Visual Studio 2008 HTML formatting - does it ever work?

It's another Visual Studio 2008 HTML formatting question...I think I have either found a bug in the infamously bad VS HTML formatting, or I'm doing something wrong. Here's what I'm doing:
I remove all client side tags via:
Tools -> Options -> Text Editor -> HTML -> Format -> Tag Specific options
I then add b and span tags:
alt text http://www.xtupload.com/new/thumb-3BB0_49B92330.jpg
I press CTRL+E,CTRL+D and I get these two differing results:
1
alt text http://www.xtupload.com/new/image-CBF1_49B92330.jpg
The P before the span tag isn't formatted properly
2
alt text http://www.xtupload.com/new/image-3AB6_49B92330.jpg
The P tag is formatted correctly.
This for a .ASPX extension file.
It looks like it is a bug, and isn't dependent on the tag being SPAN or B.
The work around I found
Add an extra space before the closing P.
How it fails
<p><b>My title</b></p>
Gets re-formatted as
<p>
<b>My title</b></p>
How to get it to work
<p><b>My title</b> </p>
(NB the space after the B) gets reformatted as:
<p>
<b>My title</b>
</p>
And that extra space is removed by VS anyway. Hallelujah my HTML looks beautiful!
I followed the same method as Chris. I decided to use a RegEx find and replace to do it for the whole document. The regex finds any closing p or h* tags that aren't preceded by white space or the start of a line and inserts a newline before the closing tag. Examine the regex to get a better understanding. Here's what I used:
Find what:
{[^:b^]}{\</(p|(h:z))\>}:b*$
Replace with:
\1\n\2
It only finds p and h* because those were the only two I found had this problem. Other tags can be added.

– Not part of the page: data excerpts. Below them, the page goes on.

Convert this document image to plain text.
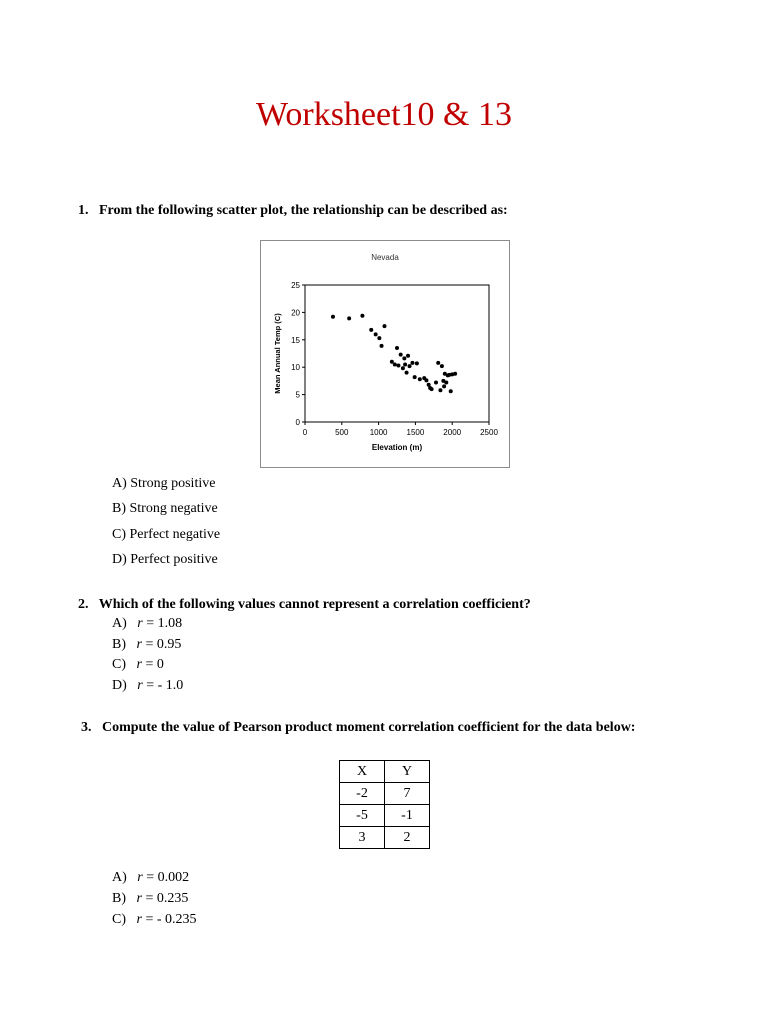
Worksheet10 & 13
1. From the following scatter plot, the relationship can be described as:
Nevada
0	500	1000 1500 2000 2500
0
5
10
15
20
25
Elevation (m)
Mean Annual Temp (C)
A) Strong positive
B) Strong negative
C) Perfect negative
D) Perfect positive
2. Which of the following values cannot represent a correlation coefficient?
A) r = 1.08
B) r = 0.95
C) r = 0
D) r = - 1.0
3. Compute the value of Pearson product moment correlation coefficient for the data below:
X	Y
-2	7
-5	-1
3	2
A) r = 0.002
B) r = 0.235
C) r = - 0.235
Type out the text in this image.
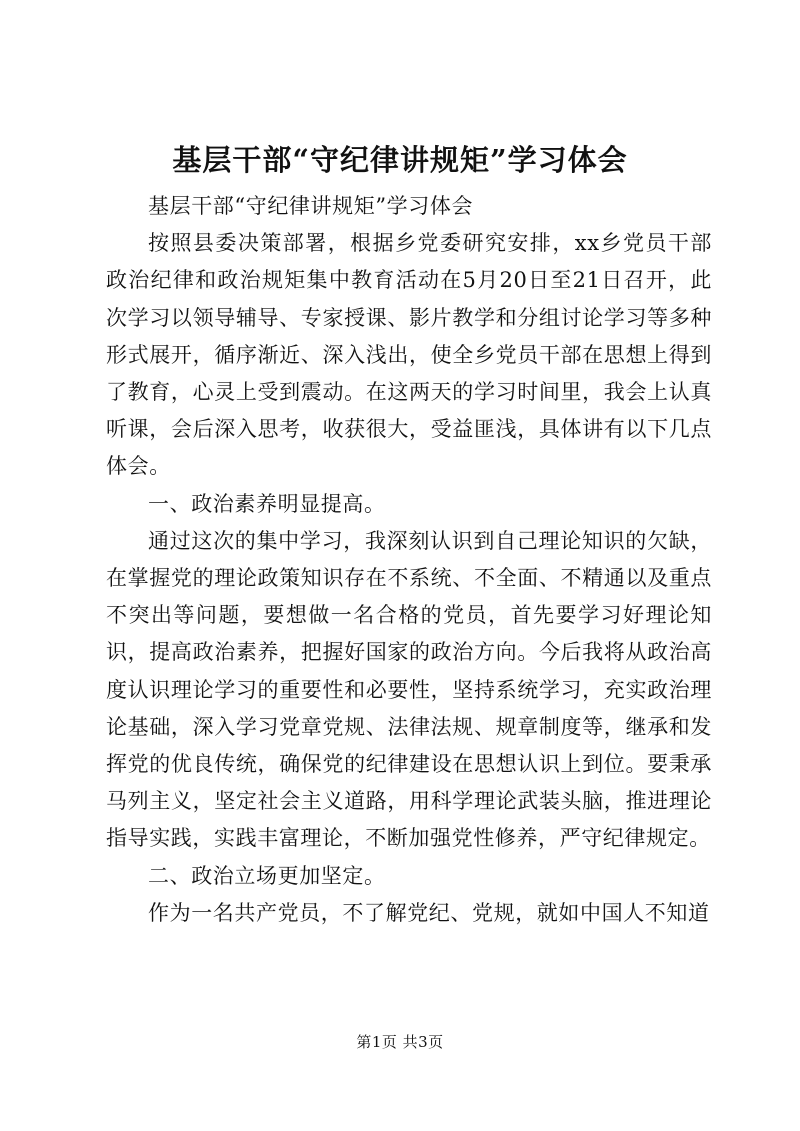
基层干部“守纪律讲规矩”学习体会

基层干部“守纪律讲规矩”学习体会

按照县委决策部署，根据乡党委研究安排，xx乡党员干部政治纪律和政治规矩集中教育活动在5月20日至21日召开，此次学习以领导辅导、专家授课、影片教学和分组讨论学习等多种形式展开，循序渐近、深入浅出，使全乡党员干部在思想上得到了教育，心灵上受到震动。在这两天的学习时间里，我会上认真听课，会后深入思考，收获很大，受益匪浅，具体讲有以下几点体会。

一、政治素养明显提高。

通过这次的集中学习，我深刻认识到自己理论知识的欠缺，在掌握党的理论政策知识存在不系统、不全面、不精通以及重点不突出等问题，要想做一名合格的党员，首先要学习好理论知识，提高政治素养，把握好国家的政治方向。今后我将从政治高度认识理论学习的重要性和必要性，坚持系统学习，充实政治理论基础，深入学习党章党规、法律法规、规章制度等，继承和发挥党的优良传统，确保党的纪律建设在思想认识上到位。要秉承马列主义，坚定社会主义道路，用科学理论武装头脑，推进理论指导实践，实践丰富理论，不断加强党性修养，严守纪律规定。

二、政治立场更加坚定。

作为一名共产党员，不了解党纪、党规，就如中国人不知道

第1页 共3页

You can customize the layout per tag, if it bothers you that much. Go to the options dialog and select the formatting option under Text Editor -> HTML
Having said that, I don't like some of the inconsistencies I couldn't fix, so I stopped using it except to reformat code from someone else before I started working on it. Once the initial reformat is done, I maintain the formatting manually.